CLI

Werken op de CLI (Theorie)

Op een Linux server zal vaak geen grafische omgeving aanwezig zijn. Dit om verschillende redenen; omdat het niet nodig is; omdat het extra recourses gebruikt (onnodig); omdat het systeem minder stabiel kan worden. Je moet dus handig worden met het werken op de Command Line Interface (CLI). De CLI gaat uit van de commando's die de gebruiker geeft.
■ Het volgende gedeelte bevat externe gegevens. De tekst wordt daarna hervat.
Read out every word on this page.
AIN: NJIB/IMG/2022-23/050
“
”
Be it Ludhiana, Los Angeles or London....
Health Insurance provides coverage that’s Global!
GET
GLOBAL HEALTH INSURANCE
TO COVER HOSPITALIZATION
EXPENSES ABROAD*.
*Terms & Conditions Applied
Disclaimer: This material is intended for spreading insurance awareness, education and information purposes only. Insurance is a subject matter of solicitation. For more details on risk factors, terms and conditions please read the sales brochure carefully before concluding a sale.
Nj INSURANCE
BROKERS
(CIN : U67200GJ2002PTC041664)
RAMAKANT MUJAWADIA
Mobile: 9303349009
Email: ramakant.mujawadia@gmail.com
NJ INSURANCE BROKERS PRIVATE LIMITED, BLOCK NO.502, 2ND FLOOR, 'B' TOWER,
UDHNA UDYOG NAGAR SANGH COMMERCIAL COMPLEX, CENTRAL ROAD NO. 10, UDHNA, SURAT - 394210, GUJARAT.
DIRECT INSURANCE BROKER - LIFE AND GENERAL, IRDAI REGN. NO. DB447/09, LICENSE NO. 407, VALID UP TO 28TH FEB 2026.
Gebruikers hebben hierdoor meer controle over het besturingssysteem dan bij GUI. Een GUI is meer visueel ingesteld en zorgt hiervoor voor een makkelijkere besturing van het systeem door middel van knoppen en multitask mogelijkheden.

Het voordeel hiervan is dat de gebruiker veel gedetailleerdere opdrachten kan geven dan met een GUI mogelijk is en dat ook constructies zoals lussen en conditionele statements (if-then-else) mogelijk zijn. Aan de andere kant heeft een CLI een steilere leercurve dan een GUI, omdat de CLI parate kennis bij de gebruiker vereist. Hoewel je webbased ook het een en ander kan doen (bijvoorbeeld met het programma webmin), moet je jezelf zoveel mogelijk laten wennen om te werken in de tty2 (Ctrl+Alt+F2).
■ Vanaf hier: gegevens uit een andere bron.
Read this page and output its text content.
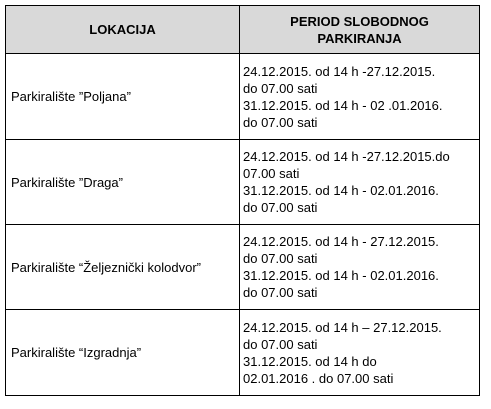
LOKACIJA	PERIOD SLOBODNOG
PARKIRANJA

Parkiralište ”Poljana”	24.12.2015. od 14 h -27.12.2015.
do 07.00 sati
31.12.2015. od 14 h - 02 .01.2016.
do 07.00 sati

Parkiralište ”Draga”	24.12.2015. od 14 h -27.12.2015.do
07.00 sati
31.12.2015. od 14 h - 02.01.2016.
do 07.00 sati

Parkiralište “Željeznički kolodvor”	24.12.2015. od 14 h - 27.12.2015.
do 07.00 sati
31.12.2015. od 14 h - 02.01.2016.
do 07.00 sati

Parkiralište “Izgradnja”	24.12.2015. od 14 h – 27.12.2015.
do 07.00 sati
31.12.2015. od 14 h do
02.01.2016 . do 07.00 sati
Linux kent vele honderden commando's en deze commando's bestaan veelal uit drie delen; een korte naam/ afkorting (cp voor copy of mv voor move); een optie (bijvoorbeeld cp -d om een directory te kopieren); de informatie (zoals bijvoorbeel de mapnaam cp -d mapnaam).

Werken op de CLI is heel erg wennen, maar uiteindelijk zal de snelheid, de stabiliteit en de opties je over halen. Werken op de CLI heeft heel veel voordelen, Microsoft heeft dit ook ingezien en een voorbeeld aan genomen: de Powershell.